India has made it clear to China that peace and tranquillity in border areas are essential for the development of bilateral ties and that it can only be based on ”three mutuals” — mutual respect, mutual sensitivity and mutual interests, Foreign Secretary Harsh Vardhan Shringla said today.
He said as an immediate neighbour of Afghanistan, India is naturally concerned about the recent changes in that country and their implications for the region and that India’s friendship with Afghan people will continue to guide its approach in the future.
In an address at the sixth J P Morgan ”India Investor Summit”, Mr Shringla said the situation in India’s neighbourhood, particularly in Afghanistan, and with China on the eastern borders reminds us that while the new realities are making themselves felt, traditional security challenges remain.
Talking about “megatrends”, he listed the phenomenon of rebalancing in which global activity is moving towards Asia, the rise of China and the pressure on the international systems among others.
On New Delhi’s ties with Beijing, he said Chinese attempts over the last year to “unilaterally” alter the status quo in Ladakh have “seriously disturbed” peace and tranquillity in the border areas.
“These acts are in violation of our bilateral agreements and have inevitably impacted other aspects of the bilateral relationship,” he said, referring to the eastern Ladakh border standoff.
“We have made it clear to the Chinese side that peace and tranquillity in border areas are essential for the development of our relationship. Development of India-China relationship can only be based on ”three mutuals”- mutual respect, mutual sensitivity and mutual interests,” he added.

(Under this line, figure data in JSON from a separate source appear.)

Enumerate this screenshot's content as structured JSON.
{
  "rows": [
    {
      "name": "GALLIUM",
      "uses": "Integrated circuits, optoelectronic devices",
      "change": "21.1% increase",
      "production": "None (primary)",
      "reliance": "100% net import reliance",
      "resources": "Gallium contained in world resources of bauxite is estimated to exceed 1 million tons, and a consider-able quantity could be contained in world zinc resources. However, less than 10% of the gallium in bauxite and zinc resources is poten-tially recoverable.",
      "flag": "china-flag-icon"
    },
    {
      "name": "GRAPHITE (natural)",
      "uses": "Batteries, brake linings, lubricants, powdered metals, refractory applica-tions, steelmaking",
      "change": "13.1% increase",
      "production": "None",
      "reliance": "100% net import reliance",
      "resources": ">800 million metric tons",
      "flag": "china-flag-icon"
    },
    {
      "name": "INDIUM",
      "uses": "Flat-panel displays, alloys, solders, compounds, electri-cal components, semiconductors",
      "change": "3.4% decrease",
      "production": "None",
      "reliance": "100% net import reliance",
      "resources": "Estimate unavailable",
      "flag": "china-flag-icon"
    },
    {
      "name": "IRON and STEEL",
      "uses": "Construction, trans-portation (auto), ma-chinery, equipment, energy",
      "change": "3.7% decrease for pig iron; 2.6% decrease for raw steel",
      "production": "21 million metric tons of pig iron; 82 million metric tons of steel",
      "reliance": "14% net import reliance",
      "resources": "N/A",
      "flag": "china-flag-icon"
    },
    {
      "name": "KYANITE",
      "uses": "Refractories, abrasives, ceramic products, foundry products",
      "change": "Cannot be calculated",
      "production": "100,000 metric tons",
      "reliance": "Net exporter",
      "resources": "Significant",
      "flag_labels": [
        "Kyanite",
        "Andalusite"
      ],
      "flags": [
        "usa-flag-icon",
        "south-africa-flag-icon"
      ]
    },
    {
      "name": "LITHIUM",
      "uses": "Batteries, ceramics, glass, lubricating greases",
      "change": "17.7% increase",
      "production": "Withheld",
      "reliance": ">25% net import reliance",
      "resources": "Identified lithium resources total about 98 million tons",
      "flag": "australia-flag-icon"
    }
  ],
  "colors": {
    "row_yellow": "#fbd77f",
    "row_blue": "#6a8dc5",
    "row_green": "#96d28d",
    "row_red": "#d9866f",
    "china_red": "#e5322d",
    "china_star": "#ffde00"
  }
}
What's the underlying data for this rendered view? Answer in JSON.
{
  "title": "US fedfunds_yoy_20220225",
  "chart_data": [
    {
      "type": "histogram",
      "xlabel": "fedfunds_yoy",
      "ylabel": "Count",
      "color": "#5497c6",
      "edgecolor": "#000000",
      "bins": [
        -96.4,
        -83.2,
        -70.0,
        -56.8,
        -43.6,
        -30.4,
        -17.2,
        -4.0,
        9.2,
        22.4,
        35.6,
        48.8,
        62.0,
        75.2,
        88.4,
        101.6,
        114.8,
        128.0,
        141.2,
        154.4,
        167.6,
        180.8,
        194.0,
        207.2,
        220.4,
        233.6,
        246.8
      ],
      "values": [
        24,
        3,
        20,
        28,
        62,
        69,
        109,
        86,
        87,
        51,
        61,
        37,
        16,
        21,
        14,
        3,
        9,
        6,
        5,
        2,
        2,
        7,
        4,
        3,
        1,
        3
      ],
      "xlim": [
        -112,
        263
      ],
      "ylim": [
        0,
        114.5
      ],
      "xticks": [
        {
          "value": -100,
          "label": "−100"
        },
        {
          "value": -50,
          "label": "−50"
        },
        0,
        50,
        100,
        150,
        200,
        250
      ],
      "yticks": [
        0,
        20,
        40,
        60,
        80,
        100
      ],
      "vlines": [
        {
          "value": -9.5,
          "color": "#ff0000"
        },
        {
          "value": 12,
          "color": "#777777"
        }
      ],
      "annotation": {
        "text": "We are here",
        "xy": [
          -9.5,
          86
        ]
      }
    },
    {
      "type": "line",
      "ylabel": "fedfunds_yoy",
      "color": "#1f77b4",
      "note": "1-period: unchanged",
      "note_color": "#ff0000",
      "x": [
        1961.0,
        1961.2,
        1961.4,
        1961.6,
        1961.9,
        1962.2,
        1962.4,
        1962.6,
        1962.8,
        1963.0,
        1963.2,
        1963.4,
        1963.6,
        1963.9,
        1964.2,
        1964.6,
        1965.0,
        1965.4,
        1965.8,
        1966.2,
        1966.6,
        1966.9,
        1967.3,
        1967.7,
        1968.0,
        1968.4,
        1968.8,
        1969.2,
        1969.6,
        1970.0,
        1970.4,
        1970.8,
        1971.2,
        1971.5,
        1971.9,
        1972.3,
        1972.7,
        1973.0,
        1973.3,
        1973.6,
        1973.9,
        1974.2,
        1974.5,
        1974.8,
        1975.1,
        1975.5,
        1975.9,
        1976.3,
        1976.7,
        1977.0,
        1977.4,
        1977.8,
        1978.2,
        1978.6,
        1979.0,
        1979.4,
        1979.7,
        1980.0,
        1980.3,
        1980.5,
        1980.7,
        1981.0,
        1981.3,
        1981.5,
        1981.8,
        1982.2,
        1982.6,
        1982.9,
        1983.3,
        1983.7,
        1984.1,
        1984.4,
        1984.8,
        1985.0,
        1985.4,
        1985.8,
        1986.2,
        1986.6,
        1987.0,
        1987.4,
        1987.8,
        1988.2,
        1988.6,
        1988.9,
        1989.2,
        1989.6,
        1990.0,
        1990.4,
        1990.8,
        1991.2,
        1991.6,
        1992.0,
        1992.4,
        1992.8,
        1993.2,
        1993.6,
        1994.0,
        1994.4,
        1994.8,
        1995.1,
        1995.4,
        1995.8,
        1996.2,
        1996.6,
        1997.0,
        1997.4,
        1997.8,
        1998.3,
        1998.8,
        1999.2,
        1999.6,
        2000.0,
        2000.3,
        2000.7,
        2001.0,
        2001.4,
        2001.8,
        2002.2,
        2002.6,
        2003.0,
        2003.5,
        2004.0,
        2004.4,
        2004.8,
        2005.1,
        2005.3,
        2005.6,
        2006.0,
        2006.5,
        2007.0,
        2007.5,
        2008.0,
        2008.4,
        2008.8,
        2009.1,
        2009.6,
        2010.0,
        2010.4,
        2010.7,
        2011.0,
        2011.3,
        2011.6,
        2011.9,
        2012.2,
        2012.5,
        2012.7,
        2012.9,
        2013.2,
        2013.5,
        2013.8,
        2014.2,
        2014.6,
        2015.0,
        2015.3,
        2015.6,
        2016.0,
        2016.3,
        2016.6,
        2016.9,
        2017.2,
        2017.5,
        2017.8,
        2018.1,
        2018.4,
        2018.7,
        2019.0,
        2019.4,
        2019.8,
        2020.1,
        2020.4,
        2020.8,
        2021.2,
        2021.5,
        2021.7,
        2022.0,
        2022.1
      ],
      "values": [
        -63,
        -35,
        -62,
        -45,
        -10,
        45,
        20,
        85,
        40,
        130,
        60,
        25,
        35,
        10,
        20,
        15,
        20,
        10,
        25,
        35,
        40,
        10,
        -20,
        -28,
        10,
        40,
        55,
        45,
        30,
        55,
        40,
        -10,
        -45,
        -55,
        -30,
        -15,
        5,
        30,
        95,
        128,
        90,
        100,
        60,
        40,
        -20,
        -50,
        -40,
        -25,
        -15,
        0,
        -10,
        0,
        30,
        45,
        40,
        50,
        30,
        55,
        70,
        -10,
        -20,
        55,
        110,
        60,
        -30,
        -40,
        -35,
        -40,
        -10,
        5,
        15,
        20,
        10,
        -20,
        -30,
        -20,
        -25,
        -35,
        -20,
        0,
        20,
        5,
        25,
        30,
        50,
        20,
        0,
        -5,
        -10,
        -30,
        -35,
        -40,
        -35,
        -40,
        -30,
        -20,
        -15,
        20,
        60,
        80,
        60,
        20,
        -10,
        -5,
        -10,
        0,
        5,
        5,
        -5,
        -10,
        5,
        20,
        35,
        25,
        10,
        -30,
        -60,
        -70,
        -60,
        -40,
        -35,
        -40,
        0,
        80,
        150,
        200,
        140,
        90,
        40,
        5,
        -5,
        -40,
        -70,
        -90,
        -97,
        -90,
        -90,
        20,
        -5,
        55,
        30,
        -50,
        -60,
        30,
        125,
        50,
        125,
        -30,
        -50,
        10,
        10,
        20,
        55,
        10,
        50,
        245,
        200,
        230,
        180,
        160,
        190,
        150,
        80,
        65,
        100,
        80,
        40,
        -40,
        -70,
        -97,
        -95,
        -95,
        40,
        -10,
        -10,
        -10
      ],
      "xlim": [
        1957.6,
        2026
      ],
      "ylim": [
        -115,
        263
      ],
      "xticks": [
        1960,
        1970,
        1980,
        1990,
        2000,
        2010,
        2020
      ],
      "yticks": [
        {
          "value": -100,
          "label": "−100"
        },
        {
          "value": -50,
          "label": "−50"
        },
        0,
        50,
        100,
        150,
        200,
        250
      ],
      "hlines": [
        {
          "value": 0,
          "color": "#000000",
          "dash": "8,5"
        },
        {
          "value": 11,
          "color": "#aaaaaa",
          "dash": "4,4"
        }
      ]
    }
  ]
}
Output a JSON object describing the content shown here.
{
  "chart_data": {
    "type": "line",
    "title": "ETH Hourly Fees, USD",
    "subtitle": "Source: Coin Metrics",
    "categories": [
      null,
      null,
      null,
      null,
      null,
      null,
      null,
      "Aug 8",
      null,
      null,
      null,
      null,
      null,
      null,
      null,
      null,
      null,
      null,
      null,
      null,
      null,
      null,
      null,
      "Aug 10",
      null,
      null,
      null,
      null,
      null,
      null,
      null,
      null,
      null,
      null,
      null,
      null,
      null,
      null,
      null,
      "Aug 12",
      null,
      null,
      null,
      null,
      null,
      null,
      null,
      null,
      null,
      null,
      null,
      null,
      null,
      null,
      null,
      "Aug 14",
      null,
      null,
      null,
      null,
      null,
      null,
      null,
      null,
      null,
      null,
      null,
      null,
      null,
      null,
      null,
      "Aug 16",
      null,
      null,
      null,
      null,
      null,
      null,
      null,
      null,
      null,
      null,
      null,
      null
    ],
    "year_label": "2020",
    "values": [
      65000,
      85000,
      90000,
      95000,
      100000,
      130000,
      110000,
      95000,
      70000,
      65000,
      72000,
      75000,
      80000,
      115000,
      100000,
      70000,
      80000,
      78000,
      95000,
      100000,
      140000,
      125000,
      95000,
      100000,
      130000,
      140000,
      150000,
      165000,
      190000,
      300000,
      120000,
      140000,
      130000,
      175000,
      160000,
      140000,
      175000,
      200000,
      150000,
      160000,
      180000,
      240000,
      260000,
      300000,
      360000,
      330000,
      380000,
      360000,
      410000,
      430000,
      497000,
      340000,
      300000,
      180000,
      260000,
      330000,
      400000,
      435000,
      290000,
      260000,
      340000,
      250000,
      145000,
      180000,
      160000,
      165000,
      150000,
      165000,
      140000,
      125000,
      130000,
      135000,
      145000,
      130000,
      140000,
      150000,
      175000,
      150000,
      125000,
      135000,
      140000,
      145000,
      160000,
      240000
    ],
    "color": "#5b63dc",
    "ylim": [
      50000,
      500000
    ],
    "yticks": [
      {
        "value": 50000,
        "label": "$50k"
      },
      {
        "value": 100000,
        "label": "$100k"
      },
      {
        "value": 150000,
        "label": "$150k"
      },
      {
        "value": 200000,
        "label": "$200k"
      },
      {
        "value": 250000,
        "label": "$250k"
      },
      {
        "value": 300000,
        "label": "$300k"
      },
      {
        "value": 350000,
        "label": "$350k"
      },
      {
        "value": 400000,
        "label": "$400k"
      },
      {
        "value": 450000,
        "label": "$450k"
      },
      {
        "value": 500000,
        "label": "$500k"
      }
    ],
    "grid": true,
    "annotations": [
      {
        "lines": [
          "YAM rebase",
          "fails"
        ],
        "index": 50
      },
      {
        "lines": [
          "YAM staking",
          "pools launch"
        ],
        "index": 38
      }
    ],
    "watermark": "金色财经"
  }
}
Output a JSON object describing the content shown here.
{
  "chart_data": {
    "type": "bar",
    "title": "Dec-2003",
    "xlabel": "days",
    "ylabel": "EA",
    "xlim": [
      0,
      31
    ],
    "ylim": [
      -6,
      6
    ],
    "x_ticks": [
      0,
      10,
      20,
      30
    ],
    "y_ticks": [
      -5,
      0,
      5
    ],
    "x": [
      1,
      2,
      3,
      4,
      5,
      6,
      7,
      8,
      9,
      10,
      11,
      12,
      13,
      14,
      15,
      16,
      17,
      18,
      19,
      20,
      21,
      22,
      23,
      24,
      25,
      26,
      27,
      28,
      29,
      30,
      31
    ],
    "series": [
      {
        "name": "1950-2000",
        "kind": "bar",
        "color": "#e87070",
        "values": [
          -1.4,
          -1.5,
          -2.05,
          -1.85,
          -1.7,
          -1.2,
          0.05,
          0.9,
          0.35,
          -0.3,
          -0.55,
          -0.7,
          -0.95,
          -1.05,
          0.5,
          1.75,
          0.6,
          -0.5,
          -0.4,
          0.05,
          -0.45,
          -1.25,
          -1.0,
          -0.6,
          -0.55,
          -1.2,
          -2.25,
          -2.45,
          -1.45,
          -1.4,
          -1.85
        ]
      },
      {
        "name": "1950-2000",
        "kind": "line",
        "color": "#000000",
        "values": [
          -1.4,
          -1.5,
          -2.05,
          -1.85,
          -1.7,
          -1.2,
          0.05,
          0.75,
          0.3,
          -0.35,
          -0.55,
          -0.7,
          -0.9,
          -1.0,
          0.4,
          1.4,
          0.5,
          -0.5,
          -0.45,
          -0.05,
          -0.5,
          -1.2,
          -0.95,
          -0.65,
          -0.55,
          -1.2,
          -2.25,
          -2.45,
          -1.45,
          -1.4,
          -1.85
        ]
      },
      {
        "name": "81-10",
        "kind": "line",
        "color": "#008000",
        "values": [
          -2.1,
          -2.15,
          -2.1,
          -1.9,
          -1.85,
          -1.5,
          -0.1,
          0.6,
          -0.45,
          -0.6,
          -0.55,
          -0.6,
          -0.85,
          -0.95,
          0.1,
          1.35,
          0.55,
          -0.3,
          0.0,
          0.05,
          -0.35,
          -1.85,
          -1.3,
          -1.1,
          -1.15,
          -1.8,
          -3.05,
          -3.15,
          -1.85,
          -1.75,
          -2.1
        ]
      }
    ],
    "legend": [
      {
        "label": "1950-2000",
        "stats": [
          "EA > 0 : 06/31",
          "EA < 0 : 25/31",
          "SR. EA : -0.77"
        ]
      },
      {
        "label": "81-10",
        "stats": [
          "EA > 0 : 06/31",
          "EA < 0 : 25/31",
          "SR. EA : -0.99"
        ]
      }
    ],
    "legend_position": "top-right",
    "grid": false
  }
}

Mr Shringla said an essential basis for the largely positive trajectory of India-China relations during the last 40 years has been the agreement between the two countries to ensure peace and tranquillity in the border areas.
On the situation in Afghanistan, he referred to the recent UN Security Council resolution 2693 and said it demanded that Afghan territory should not be used for sheltering, training, planning or financing terrorist acts and also specifically refers to terrorists proscribed by the global body, including those from Lashkar-e-Taiba (LeT) and Jaish-e-Mohammed (JeM).
“As an immediate neighbour, we are naturally concerned about the recent changes within Afghanistan and their implications for us and the region,” Mr Shringla said.
The foreign secretary said India’s immediate focus was on the evacuation of its nationals from Afghanistan and that most of them were able to leave Kabul in August along with a number of Afghans, including minorities.
“However, this process could not be completed due to the security situation at the airport. Resumption of flights from Kabul airport is, therefore, a priority. We are closely monitoring the unfolding situation,” Mr Shringla said.
Elaborating on the UN Security Council resolution on Afghanistan, he noted that it was adopted under India’s presidency of the global body and that it comprehensively addressed the main pending issues relating to that country.
The foreign secretary said India is also monitoring developments related to the humanitarian needs of Afghanistan.
In UNDP’s assessment, there is an imminent threat of poverty levels rising in Afghanistan besides a threat of an imminent drought and a food security crisis, he said.
“It is important for the humanitarian assistance providers to be given unrestricted and direct access to Afghanistan,” the foreign secretary said.
He also underlined the need to ensure that the distribution of humanitarian assistance is done in a “non-discriminatory manner” to all sections of Afghan society.
“India’s approach to Afghanistan has been guided by our civilisational relationship with the Afghan people. We have extended over USD 3 billion as development assistance for the welfare of the people of Afghanistan,” he said.
Referring to the recent in-person Quad summit, Mr Shringla said the agenda of cooperation under this framework is constructive and diverse.
“The four Quad countries are engaged on issues of connectivity and infrastructure, emerging technologies, climate action, education, and most important of all, COVID-19 responses – which include vaccines collaboration, and resilient and reliable supply chains,” he said.
He said India is involved in multiple initiatives, within the framework of Quad and with Quad countries individually, on supply chain resilience.